Polpette (meatballs) di Bollito is an Italian recipe of Roman tradition. They were created as a way to ‘recycle’ or use up the meat left over after making broth. ‘Bollito’ is basically boiled meat, mostly beef, but chicken and tongue is also often used too. These ‘polpette’ were made using just beef. The cut of beef you use is important and I use the ‘Cappello di Prete’ which translates to the priest’s hat….. But it’s actually beef shoulder.
These polpette are breadcrumbed and then fried. You can then add them to a tomato pasta sauce, but we ate them as soon as they were fried. I also roasted sweet potato and they complimented the polpette perfectly.
Ingredients800g beef
3-4 carrots
2 onions
5 celery ribs
6 eggs
bunch of parsley
salt & pepper
5 tablespoons Pecorino Romano (or Parmigiano)
150ml milk
flour
80g fresh breadcrumbs (chunks of day old rustic bread)
Dried breadcrumbs
oil for frying (I use half olive oil & half peanut oil)
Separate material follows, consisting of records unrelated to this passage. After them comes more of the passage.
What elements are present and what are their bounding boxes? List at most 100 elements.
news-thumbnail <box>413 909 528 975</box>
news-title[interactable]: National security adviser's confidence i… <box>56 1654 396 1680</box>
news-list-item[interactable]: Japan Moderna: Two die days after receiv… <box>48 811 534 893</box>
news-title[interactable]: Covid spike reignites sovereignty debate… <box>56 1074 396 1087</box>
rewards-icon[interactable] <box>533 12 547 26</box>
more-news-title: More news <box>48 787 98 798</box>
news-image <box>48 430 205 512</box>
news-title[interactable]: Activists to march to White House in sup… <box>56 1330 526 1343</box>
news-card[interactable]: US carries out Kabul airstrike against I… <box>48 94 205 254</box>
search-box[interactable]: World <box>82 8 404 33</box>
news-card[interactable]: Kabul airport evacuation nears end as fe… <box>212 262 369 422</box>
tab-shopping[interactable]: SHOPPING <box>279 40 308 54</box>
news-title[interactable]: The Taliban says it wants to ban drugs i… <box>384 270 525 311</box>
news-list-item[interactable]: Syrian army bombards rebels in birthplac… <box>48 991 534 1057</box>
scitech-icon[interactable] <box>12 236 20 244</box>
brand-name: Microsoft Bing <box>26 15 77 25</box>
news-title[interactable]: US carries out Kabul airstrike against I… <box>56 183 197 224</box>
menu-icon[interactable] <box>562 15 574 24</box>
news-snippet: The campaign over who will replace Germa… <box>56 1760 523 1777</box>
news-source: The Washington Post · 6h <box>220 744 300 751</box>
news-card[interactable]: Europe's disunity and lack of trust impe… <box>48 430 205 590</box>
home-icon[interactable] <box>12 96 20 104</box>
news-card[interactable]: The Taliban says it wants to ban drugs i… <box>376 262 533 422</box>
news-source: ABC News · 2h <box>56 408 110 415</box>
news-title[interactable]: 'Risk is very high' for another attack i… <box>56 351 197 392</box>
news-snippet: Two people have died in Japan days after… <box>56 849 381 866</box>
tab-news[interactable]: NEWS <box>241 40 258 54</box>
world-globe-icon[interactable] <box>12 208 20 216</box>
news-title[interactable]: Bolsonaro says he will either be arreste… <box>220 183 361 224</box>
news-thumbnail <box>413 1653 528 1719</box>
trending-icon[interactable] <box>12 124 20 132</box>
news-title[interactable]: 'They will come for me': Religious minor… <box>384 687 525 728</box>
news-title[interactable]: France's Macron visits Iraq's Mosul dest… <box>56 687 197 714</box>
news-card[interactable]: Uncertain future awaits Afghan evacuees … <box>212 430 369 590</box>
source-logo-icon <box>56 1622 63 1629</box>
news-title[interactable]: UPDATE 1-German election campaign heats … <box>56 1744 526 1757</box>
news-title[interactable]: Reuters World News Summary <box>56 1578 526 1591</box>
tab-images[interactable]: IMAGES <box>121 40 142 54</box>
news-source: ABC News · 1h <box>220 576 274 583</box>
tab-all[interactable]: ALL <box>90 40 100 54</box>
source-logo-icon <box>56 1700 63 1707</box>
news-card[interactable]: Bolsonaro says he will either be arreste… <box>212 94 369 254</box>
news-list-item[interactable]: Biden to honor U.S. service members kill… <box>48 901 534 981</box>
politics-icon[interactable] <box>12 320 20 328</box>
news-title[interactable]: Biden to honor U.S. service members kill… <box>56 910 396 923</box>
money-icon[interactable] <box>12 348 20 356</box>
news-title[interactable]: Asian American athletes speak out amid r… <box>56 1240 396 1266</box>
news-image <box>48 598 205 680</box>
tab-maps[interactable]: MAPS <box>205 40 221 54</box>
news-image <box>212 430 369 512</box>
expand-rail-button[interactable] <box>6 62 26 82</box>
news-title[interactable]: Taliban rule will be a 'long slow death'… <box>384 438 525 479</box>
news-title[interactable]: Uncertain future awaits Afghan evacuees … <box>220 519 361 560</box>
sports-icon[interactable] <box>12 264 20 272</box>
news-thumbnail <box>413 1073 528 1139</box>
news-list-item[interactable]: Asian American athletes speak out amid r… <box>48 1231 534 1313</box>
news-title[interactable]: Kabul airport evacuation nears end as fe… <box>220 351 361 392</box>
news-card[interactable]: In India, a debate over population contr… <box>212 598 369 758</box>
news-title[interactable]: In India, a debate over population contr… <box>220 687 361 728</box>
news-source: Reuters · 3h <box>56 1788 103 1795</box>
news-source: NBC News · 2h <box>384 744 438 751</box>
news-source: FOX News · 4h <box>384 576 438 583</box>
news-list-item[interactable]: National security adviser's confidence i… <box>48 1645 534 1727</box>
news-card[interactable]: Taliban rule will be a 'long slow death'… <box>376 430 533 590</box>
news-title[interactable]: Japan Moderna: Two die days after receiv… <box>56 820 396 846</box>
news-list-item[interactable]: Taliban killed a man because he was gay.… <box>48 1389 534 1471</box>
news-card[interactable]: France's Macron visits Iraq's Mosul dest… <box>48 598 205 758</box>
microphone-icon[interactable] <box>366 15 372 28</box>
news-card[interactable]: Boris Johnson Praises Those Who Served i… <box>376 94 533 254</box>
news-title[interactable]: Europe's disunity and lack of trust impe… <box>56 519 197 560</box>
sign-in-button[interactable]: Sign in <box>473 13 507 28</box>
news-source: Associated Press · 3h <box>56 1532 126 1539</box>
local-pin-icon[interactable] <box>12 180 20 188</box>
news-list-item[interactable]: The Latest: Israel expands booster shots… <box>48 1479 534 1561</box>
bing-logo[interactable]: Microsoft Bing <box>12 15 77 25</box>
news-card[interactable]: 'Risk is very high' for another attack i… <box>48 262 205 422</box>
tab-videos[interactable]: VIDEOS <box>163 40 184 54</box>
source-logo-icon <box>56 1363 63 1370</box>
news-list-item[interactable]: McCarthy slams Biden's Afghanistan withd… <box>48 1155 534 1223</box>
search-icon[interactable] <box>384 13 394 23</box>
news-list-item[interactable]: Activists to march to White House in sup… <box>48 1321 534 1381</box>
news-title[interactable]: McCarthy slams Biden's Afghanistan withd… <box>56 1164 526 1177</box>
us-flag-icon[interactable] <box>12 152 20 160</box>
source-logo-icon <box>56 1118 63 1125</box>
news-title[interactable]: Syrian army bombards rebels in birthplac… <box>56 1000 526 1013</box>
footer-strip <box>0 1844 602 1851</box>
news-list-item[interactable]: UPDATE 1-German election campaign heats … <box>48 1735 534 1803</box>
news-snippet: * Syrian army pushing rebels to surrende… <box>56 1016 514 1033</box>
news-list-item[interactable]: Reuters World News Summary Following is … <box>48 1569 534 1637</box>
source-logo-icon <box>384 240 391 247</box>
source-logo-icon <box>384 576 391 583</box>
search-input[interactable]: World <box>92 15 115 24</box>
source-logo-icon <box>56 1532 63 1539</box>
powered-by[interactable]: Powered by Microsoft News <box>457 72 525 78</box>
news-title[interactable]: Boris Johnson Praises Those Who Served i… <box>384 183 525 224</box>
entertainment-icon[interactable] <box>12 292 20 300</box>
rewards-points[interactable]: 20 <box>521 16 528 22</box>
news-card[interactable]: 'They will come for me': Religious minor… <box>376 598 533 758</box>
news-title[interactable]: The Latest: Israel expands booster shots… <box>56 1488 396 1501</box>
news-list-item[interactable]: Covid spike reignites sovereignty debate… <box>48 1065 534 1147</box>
Method* Peel the carrots and the onions and cut into large pieces.
* In a large saucepan, cook the meat cut into 2 or 3 pieces for a couple of hours covered with plenty of water, the celery, onion, carrots, salt & pepper.
* Remove the meat. Pass the broth through a sieve keeping all the vegetables. Freeze the broth for another recipe (perfect for risotto). Place the vegetables in a food processor and process until smooth.
* Chop the meat into small pieces. Some people also use a food processor for this but I personally am not a fan to have the meat purèed.
* Soak the bread in a bowl with the milk for 5 minutes and then squeeze the milk from the bread. Roughly chop the parsley.
* Beat 4 eggs together.
* Mix together the chopped beef, the vegetables, the beaten egg, the bread and Pecorino Romano until everything is incorporated. If you think the mixture is too wet or sticky, add a few tablespoons of dry breadcrumbs.
* Prepare 3 bowls of flour, dried breadcrumbs & 2 beaten eggs.
* Roll the meat mixture into balls. Cover with flour first, beaten egg and then the breadcrumbs. Continue until all the mixture is finished.
* Heat abundant oil in a large, deep frying pan and fry the meatballs a little at a time, until they are golden brown all over. Drain on absorbent kitchen towel and eat immediately.
* You can freeze the meatballs raw, and also freeze the raw mixture, and make the meatballs at a later date.
* Cooked meatballs can be re-heated in the oven at 180°C for 20 min.